Alas, my dearest, I have not the time to finish this letter. The publisher of "Séraphita" is here. He wants it by new year's day. Nevertheless, I shall be on Sunday near you.
Adieu, my love; à bientôt, but that bientôt will not be till Sunday, 15th, for I have inquired, and the diligence starts only every other day, and takes three days and a half to get there. I have a world of things to tell you, but I can only send you my love, the sweetest and most violent of loves, the most constant, the most persistent, across space. O my beloved angel, do you speak to me again of our promise? Say nothing more to me about it. It is saintly and sacred like our mutual life.
Adieu, my angel. I cannot say to you "Calm yourself,"—I, who am so unhappy at these delays. You must suffer, for I suffer.
Geneva, December 25th, 1833.
I shall tell you all in a moment, my beloved, my idolatry. I fell in getting into the carriage, and then my valet fell ill. But we will not talk of that. In an instant I shall tell you more in a look than in a thousand pages. Do I love you! Why, I am near you! I would it had been a thousand times more difficult and that I should have suffered more. But here is one good month, perhaps two, won.

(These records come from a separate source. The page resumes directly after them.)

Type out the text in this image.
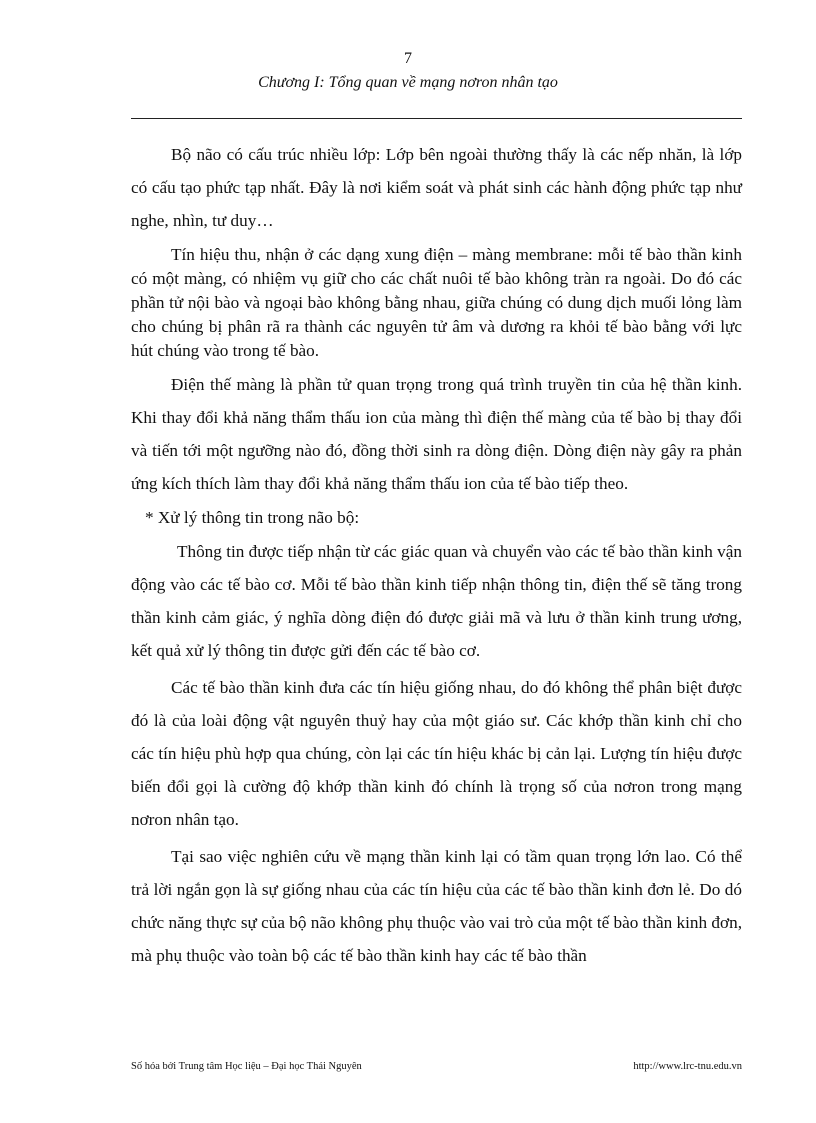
7
Chương I: Tổng quan về mạng nơron nhân tạo

Bộ não có cấu trúc nhiều lớp: Lớp bên ngoài thường thấy là các nếp nhăn, là lớp có cấu tạo phức tạp nhất. Đây là nơi kiểm soát và phát sinh các hành động phức tạp như nghe, nhìn, tư duy…

Tín hiệu thu, nhận ở các dạng xung điện – màng membrane: mỗi tế bào thần kinh có một màng, có nhiệm vụ giữ cho các chất nuôi tế bào không tràn ra ngoài. Do đó các phần tử nội bào và ngoại bào không bằng nhau, giữa chúng có dung dịch muối lỏng làm cho chúng bị phân rã ra thành các nguyên tử âm và dương ra khỏi tế bào bằng với lực hút chúng vào trong tế bào.

Điện thế màng là phần tử quan trọng trong quá trình truyền tin của hệ thần kinh. Khi thay đổi khả năng thẩm thấu ion của màng thì điện thế màng của tế bào bị thay đổi và tiến tới một ngưỡng nào đó, đồng thời sinh ra dòng điện. Dòng điện này gây ra phản ứng kích thích làm thay đổi khả năng thẩm thấu ion của tế bào tiếp theo.

* Xử lý thông tin trong não bộ:

Thông tin được tiếp nhận từ các giác quan và chuyển vào các tế bào thần kinh vận động vào các tế bào cơ. Mỗi tế bào thần kinh tiếp nhận thông tin, điện thế sẽ tăng trong thần kinh cảm giác, ý nghĩa dòng điện đó được giải mã và lưu ở thần kinh trung ương, kết quả xử lý thông tin được gửi đến các tế bào cơ.

Các tế bào thần kinh đưa các tín hiệu giống nhau, do đó không thể phân biệt được đó là của loài động vật nguyên thuỷ hay của một giáo sư. Các khớp thần kinh chỉ cho các tín hiệu phù hợp qua chúng, còn lại các tín hiệu khác bị cản lại. Lượng tín hiệu được biến đổi gọi là cường độ khớp thần kinh đó chính là trọng số của nơron trong mạng nơron nhân tạo.

Tại sao việc nghiên cứu về mạng thần kinh lại có tầm quan trọng lớn lao. Có thể trả lời ngắn gọn là sự giống nhau của các tín hiệu của các tế bào thần kinh đơn lẻ. Do dó chức năng thực sự của bộ não không phụ thuộc vào vai trò của một tế bào thần kinh đơn, mà phụ thuộc vào toàn bộ các tế bào thần kinh hay các tế bào thần

Số hóa bởi Trung tâm Học liệu – Đại học Thái Nguyên	http://www.lrc-tnu.edu.vn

Not one, but millions of caresses. I am so happy I can write no more. À bientôt.
Yes, my room is very good, and the ring is like you, my love, delicious and exquisite.[1]

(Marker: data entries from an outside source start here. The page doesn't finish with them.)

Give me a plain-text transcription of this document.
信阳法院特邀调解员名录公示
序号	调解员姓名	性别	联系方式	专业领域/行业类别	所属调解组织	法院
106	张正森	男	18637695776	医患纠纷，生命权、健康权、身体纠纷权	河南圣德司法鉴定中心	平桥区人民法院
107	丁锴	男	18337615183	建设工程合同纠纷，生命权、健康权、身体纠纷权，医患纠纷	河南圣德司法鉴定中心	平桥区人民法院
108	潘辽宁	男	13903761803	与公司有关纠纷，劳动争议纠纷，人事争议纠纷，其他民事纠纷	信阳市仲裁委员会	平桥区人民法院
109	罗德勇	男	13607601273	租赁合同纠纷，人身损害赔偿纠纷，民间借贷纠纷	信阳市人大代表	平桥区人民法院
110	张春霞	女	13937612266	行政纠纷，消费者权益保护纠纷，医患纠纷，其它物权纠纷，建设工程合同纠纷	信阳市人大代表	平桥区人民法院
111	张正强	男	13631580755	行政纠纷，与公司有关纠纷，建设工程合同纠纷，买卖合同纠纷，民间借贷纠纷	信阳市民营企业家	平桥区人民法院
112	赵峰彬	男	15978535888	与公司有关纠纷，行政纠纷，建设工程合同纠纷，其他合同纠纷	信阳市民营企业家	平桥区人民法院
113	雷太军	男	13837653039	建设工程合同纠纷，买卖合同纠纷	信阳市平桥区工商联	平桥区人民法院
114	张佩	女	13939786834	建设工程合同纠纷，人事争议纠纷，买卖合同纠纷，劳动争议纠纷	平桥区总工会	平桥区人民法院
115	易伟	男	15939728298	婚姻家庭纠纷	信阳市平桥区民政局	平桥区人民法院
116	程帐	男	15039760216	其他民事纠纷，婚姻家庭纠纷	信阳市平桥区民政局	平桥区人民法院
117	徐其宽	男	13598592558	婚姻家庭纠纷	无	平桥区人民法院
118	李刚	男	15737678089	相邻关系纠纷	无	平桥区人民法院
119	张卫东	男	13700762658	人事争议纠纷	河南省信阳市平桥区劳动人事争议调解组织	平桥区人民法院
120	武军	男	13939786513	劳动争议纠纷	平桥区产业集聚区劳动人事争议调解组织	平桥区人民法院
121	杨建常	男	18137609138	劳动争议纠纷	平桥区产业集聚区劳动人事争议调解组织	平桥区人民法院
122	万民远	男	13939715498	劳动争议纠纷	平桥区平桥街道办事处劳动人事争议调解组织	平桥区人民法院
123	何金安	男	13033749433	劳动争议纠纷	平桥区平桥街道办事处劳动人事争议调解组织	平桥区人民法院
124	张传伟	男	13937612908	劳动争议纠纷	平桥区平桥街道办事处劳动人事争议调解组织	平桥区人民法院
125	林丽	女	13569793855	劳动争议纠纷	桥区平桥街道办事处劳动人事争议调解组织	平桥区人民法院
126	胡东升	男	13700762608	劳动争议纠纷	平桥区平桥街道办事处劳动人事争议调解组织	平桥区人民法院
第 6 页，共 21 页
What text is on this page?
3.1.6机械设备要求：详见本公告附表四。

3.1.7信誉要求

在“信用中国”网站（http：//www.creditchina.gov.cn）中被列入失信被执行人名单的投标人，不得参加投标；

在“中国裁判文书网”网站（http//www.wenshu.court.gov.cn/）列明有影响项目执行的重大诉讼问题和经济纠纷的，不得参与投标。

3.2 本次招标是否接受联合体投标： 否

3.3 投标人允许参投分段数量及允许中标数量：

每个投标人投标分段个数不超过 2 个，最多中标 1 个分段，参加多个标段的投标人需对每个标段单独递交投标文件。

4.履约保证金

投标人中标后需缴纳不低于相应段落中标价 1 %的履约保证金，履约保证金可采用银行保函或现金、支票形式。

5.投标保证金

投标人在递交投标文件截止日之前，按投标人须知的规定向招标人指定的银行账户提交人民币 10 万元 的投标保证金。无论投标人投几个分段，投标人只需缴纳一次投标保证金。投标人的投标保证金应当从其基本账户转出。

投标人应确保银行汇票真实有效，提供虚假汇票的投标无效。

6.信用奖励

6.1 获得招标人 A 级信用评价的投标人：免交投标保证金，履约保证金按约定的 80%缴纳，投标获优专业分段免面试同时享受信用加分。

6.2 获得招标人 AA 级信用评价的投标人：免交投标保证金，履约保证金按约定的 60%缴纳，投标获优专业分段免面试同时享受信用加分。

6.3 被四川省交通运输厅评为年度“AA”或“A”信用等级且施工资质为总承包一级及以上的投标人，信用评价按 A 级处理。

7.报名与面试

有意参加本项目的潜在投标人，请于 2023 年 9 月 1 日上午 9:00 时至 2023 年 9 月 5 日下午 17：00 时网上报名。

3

[1] At the end of this year, as this vitiated portion of the correspondence draws to a close, I shall venture to make a few comments on it.

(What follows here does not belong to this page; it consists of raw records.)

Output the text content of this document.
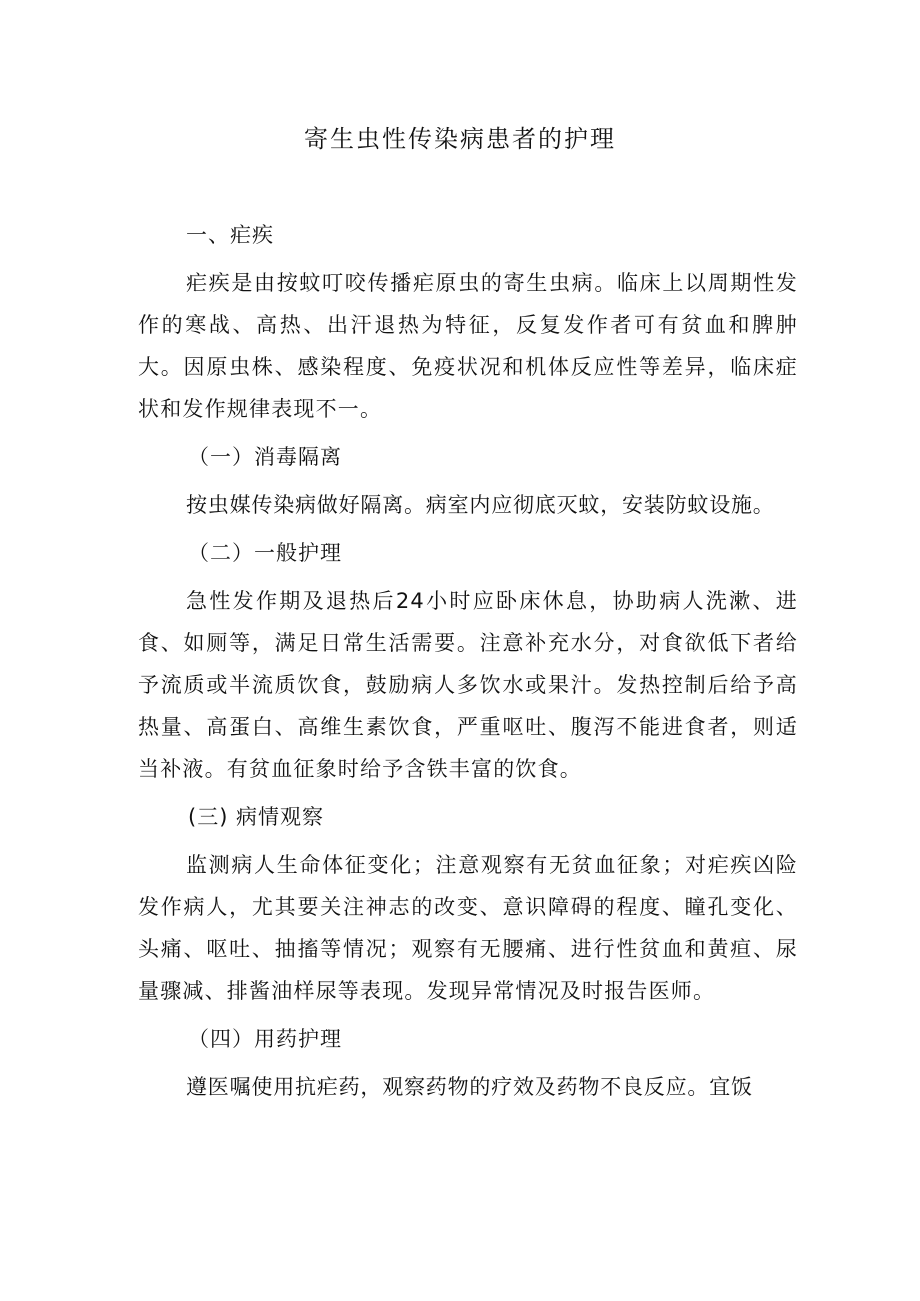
寄生虫性传染病患者的护理
一、疟疾

疟疾是由按蚊叮咬传播疟原虫的寄生虫病。临床上以周期性发作的寒战、高热、出汗退热为特征，反复发作者可有贫血和脾肿大。因原虫株、感染程度、免疫状况和机体反应性等差异，临床症状和发作规律表现不一。

（一）消毒隔离

按虫媒传染病做好隔离。病室内应彻底灭蚊，安装防蚊设施。

（二）一般护理

急性发作期及退热后24小时应卧床休息，协助病人洗漱、进食、如厕等，满足日常生活需要。注意补充水分，对食欲低下者给予流质或半流质饮食，鼓励病人多饮水或果汁。发热控制后给予高热量、高蛋白、高维生素饮食，严重呕吐、腹泻不能进食者，则适当补液。有贫血征象时给予含铁丰富的饮食。

(三) 病情观察

监测病人生命体征变化；注意观察有无贫血征象；对疟疾凶险发作病人，尤其要关注神志的改变、意识障碍的程度、瞳孔变化、头痛、呕吐、抽搐等情况；观察有无腰痛、进行性贫血和黄疸、尿量骤减、排酱油样尿等表现。发现异常情况及时报告医师。

（四）用药护理

遵医嘱使用抗疟药，观察药物的疗效及药物不良反应。宜饭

Very early in life Balzac formed for himself a theory of woman and of love. See Memoir, p. 261. When I wrote that Memoir I was not aware of the character of these letters. I now see from certain of them (those from the time he received Mme. Hanska's first letter till he met her at Neufchâtel) that he kept that ideal before him up to his 34th year, making, apparently, various attempts to realize it, which failed (if we except one lifelong affection) until he met with Mme. Hanska. No one, I think, can read those letters, without recognizing that they are the expression of an ideal hope, in a soul striving to escape from the awful (it was nothing less than awful) struggle between its genius and its circumstances into the calmer heaven for which all his life he had longed. They are imaginative, rash to folly, but they are in keeping with his nature, his headlong need of expansion, and the elsewhere recorded desires of his spirit. That mind must be a worldly one, I think, that cannot see the truth about this man, clinging, through the turmoil of his life and of his nature, to his "star," and dying of exhaustion at the last. But what shall we think of the men who have not only shut their eyes to the purity of this story, the strongest testimony to which is in this very volume, but have used it to cast upon this man and this woman the glamour of "voluptuousness"?
Enough has been told in the Preface to prove: (1) deception; (2) the forgery of one passage; (3) the falsification of dates. Coupling those facts with the literary impossibility that Balzac ever wrote a portion of the letters just given, we are justified in believing that a certain number of the letters that here follow are forgeries.